The need for behavioral health services is outpacing capacity, and primary care providers and insurers are looking for opportunities to prevent vulnerable patients from falling through the cracks.
Because of increased demand, 60% of behavioral health providers say they can’t accept new patients, despite being contacted by about 15 potential new clients a month, according to a 2022 American Psychological Association survey. Almost half say they can’t meet demand for treatment, and nearly 75% have longer waitlists than before the pandemic.
In Montana, where young people take their own lives at twice the rate of their peers countrywide, Dr. Sarah Holexa helped spearhead an initiative to train the state’s pediatricians and primary care providers to better evaluate and help their young patients with potential behavioral health issues.
“We see patients every single day seeking mental health care,” says Holexa, a Missoula pediatrician, but insufficient training, lack of time during appointments and limited referral resources prevented providers from doing so.
She and Kylee Bodley, executive director of the Montana Chapter of the American Academy of Pediatrics (MTAAP), worked to fund evidence-based behavioral health training providers there desperately needed.
With support from Health Care Service Corporation’s (HCSC) Montana plan, MTAAP has begun helping dozens of providers get trained to better recognize and assist young patients with possible behavioral health issues, including depression and anxiety.
“We want all of our providers to feel equipped and to know what questions to ask."
The training initiative is among the strategies HCSC and its plans have employed to help members in Illinois, Montana, New Mexico, Oklahoma and Texas overcome obstacles to accessing behavioral health care resources, including:
- Reminding network providers to conduct behavioral health screenings and offering them educational courses.
- Providing community-based support group services to new mothers on Chicago’s South side.
- Contracting with agencies in Illinois and New Mexico to reserve appointments to help ensure Medicaid members have access to mental health resources when they need them.
With funding from the Montana plan and other contributors, behavioral health training will be offered to up to 45 Montana pediatricians and primary care providers annually for three years. So far, about 40 medical professionals, including Holexa, have received training through the REACH Institute, a nonprofit that offers mental health courses for health care providers to help better treat and manage patients with behavioral health conditions. The group meets monthly to follow up and review cases, as well as provide feedback and encouragement.
“As a health plan, making this investment to improve physician success directly affects patient engagement,” says Dr. David Lechner, the Montana plan’s vice president of vice president of health care delivery and chief medical officer. “I’m really proud HCSC is a principal sponsor of this meaningful effort.”
Overcoming mental health care challenges
The pandemic helped amplify a mental health crisis that’s overwhelming America, according to research by the Centers for Disease Control and Prevention (CDC). Nearly 22% of adults got mental health treatment in 2021, up from about 19% in 2019, the agency’s most recent data shows.
Despite increasing demand for services, only about 28% of the need for mental health professionals is met nationally, according to the U.S. Bureau of Health Workforce.
Recognizing that primary care and OB/GYN practices are entries into care for almost everyone, HCSC’s plans have reached out to network providers, encouraging them to screen members for potential behavioral health issues. The company also has offered providers a webinar series that includes instruction on screening for substance use disorders, assessing members with diabetes for depression, and understanding the risk of depression during and after pregnancy.
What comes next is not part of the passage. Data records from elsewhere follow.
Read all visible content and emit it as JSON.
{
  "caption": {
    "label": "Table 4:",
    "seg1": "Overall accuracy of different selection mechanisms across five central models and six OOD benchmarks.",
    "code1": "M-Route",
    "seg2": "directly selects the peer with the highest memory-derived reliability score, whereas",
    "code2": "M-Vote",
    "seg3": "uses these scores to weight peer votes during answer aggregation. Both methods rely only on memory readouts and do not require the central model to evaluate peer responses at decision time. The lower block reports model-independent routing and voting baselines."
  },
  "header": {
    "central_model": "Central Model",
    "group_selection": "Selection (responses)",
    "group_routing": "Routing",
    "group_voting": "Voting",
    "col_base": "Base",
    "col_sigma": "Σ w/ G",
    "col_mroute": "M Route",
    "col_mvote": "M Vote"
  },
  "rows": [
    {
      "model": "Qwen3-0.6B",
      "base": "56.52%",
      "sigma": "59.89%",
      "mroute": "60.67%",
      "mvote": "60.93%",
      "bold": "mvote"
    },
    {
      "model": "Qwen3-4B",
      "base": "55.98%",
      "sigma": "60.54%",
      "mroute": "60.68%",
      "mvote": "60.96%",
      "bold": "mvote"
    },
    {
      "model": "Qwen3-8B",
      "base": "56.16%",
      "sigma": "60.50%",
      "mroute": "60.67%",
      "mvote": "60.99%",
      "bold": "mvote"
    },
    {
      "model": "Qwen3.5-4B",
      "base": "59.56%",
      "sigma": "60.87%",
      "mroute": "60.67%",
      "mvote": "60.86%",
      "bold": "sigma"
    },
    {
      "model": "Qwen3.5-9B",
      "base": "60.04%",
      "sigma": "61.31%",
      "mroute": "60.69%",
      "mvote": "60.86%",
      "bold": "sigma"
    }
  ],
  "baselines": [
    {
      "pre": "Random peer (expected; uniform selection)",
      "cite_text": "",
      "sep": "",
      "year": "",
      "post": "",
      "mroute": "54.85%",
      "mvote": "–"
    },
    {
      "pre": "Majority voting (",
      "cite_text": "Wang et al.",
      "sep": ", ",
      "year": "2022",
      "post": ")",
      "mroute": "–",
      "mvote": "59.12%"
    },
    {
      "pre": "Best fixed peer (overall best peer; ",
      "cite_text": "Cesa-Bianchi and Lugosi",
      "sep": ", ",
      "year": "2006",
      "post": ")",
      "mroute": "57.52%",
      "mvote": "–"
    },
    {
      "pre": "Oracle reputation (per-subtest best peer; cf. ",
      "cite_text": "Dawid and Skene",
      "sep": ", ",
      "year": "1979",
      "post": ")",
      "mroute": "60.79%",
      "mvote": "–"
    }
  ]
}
“We want all of our providers to feel equipped and to know what questions to ask,” says Cristy Steigerwald Rosendahl, a behavioral health professional and HCSC quality and accreditation process consultant.
Meantime, the Medicaid teams for the Illinois and New Mexico plans established a program to reserve appointments with licensed professionals for members with behavioral health conditions in need of follow-up care. Developed a few years ago, the Behavioral Health Advanced Appointment Program contracts with community mental health agencies to set aside appointments for Medicaid members to help ensure care continuity, while preventing emergency room visits and hospital admissions.
“We need to try to make sure members are in the right level of care,” says Olivia Emerick, a senior business consultant for the Illinois team.
Teaching mental and physical health advocacy
In 2021, nearly 9,400 of the Illinois plan’s Medicaid members gave birth. Most delivered with complications because of behavioral health conditions, substance use disorders or both. Additionally, members with behavioral health and substance use disorders were less likely to get prenatal care.
The revelations led a group of the plan’s medical directors, known as the Maternal Mental Health Work Group, to launch a new community-based group for mothers in communities of color to receive maternal health education and social support. Facilitators of the Mother’s Group, including a midwife and licensed behavioral health professional, lead discussions on topics such as about breastfeeding, exercise and depression.
The medical directors believe the Mother’s Group will provide an environment where participants can share experiences and information, ask questions, find peer support and learn to advocate for the medical and behavioral health services they need.
“They may not know how to prepare to give birth or what to expect during pregnancy,” says Dr. Dona Perry, a Mental Health Work Group member. “That’s why this education is so important for them.”